Processing sustainability runs beyond emissions. Our manufacturing process makes strong reuse of process water and recycles off-spec solution safely, reducing landfill burden. In-plant filtration systems recover over 95% of raw water, sending it back through upstream processes or safe waste streams. Technicians monitor batch consistency, aiming for a drum acceptance rate above 99%. This cuts shipping returns, product write-offs, and disposal, reducing carbon footprint and supporting industry pressure to run greener.
Even with high-performing resins, application is never a set-and-forget operation. Coating shops hit unexpected problems: foaming, cratering, poor adhesion on plastics, shifts in gloss or opacity under different lights. We stay in close contact with user plants to troubleshoot beyond the lab bench.
Thickening agents can pose problems if the resin clashes with certain cellulosics or synthetics, leading to batch separation or flow issues. With JONCRYL 1534, we targeted wide compatibility, but stall points can still occur with unusual additives or old pigment stocks. Our teams encourage testing with shop-floor equipment, not just laboratory-scale stirrers, since the shear and heat profile can diverge at scale.
Foaming crops up in both mixing and spraying. We’ve built the resin to avoid excessive air entrapment, and most field users report clean lay-down with standard defoamers. For finishers who run ultra-high solids blends or recirculating lines, foaming can reappear after several hours. Timely cleaning and regular checks of pump gaskets matter more than the choice of defoamer—something our process engineers point out after troubleshooting line issues on site.
Few things frustrate spray line operators like poor flow or sudden needle clogging. Impurities or incompatible surfactants from batch to batch become obvious in these cases. Our internal monitoring for gel and solids content has reached a point where failed drums rarely leave the plant, but working with water-based systems always asks for vigilance: filters on spray guns, mixed storage, and routine line purges help reduce downtime and wear on hardware.

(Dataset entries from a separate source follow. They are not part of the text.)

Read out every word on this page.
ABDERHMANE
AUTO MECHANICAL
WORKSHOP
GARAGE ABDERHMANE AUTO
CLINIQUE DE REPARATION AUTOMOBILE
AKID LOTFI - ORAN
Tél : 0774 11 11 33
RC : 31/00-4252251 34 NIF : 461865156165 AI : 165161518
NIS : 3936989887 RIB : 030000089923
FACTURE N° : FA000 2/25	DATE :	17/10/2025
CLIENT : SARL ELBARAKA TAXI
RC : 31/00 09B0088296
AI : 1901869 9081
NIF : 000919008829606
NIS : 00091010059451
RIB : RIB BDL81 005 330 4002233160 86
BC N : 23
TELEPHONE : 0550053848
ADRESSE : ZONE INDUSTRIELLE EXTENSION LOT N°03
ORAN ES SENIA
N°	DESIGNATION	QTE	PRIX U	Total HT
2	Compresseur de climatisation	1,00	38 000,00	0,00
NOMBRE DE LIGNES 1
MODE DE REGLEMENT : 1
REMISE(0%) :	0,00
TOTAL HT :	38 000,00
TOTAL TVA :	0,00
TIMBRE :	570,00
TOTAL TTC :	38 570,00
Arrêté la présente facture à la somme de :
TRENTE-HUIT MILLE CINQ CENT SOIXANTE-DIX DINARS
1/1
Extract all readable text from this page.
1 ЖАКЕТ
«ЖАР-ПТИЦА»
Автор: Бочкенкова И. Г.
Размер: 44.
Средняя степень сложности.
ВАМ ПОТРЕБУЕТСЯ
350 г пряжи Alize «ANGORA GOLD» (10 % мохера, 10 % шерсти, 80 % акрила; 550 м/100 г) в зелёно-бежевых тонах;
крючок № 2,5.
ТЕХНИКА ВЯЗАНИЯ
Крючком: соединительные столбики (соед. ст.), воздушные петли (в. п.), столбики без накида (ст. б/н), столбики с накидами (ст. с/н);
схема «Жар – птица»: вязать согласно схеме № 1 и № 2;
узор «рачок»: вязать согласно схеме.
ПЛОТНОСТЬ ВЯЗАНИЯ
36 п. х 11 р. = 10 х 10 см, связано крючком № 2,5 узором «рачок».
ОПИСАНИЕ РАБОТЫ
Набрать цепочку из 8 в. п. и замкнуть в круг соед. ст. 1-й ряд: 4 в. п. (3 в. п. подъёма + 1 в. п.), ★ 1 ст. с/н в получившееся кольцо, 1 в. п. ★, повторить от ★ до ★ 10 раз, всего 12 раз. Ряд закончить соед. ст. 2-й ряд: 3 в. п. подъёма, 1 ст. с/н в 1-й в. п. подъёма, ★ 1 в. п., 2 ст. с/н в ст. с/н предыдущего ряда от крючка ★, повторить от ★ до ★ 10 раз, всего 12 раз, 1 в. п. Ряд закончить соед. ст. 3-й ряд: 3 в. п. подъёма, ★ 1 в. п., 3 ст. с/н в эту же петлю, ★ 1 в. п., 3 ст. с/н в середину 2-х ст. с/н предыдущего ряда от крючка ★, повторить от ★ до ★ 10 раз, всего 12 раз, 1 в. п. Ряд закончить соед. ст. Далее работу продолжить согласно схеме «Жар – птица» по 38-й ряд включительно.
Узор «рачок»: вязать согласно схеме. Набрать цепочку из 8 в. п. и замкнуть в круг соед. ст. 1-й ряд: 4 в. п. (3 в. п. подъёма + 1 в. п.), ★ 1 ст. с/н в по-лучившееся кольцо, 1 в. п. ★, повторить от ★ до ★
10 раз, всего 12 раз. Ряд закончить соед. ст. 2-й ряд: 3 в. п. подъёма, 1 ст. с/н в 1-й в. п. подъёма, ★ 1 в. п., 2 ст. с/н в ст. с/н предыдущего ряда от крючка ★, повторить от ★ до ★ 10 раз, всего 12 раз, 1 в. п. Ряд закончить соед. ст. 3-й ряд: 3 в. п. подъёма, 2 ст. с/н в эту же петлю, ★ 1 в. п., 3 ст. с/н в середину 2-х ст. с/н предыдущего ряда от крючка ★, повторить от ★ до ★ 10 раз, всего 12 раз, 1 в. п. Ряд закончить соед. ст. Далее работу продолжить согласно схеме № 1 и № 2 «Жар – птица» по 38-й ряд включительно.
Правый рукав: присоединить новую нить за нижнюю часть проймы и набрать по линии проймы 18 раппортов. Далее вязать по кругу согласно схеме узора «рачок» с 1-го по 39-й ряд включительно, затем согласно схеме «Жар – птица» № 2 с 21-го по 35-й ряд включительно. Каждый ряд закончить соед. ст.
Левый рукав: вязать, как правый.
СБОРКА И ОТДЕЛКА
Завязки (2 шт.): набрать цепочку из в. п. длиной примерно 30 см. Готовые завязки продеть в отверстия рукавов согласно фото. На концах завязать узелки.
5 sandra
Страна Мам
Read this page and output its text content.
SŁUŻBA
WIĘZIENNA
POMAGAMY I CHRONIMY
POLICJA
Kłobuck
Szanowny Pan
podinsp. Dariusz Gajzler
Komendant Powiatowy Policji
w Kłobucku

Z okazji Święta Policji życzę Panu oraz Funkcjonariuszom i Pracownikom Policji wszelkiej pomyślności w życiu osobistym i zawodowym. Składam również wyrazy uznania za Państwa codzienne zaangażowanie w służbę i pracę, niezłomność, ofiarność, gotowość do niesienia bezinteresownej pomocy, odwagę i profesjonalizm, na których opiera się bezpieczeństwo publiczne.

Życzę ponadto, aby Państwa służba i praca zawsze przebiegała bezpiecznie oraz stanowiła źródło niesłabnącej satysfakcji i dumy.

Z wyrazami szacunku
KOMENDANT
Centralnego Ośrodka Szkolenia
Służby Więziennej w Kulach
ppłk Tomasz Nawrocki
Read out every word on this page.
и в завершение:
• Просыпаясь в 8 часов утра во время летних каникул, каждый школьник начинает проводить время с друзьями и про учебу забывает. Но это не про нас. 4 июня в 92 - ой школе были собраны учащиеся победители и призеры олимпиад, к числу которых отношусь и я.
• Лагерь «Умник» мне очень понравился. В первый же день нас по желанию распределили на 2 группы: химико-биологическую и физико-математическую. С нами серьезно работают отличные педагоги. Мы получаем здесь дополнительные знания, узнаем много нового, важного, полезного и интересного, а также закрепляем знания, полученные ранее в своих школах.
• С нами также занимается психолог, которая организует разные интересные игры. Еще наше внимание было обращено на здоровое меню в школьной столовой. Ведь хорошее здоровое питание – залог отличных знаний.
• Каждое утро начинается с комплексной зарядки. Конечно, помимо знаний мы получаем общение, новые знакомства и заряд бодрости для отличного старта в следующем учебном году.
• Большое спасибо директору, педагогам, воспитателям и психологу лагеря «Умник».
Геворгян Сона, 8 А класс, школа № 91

Performance on non-wood substrates still presents challenges for all waterborne acrylics. Direct-to-metal adhesion, especially under humid conditions, can vary. While JONCRYL 1534 stands up well on wood and some plastics, users should prep metal surfaces with compatible primers, especially where corrosion is a risk. For plastics, flash-off and pre-cleaning steps help adhesion and finish uniformity. Resin alone won’t compensate for oil, static, or mold-release residues from the molding process.
The best lessons come from the shop floor, not a brochure. Every manager who has called mid-run for troubleshooting passes that feedback straight to our R&D crew. JONCRYL 1534’s performance on typical woods—oak, maple, birch—comes from months of trials, both in-house and at customer lines. We keep samples on hand for unexpected customer needs, so support is never far away.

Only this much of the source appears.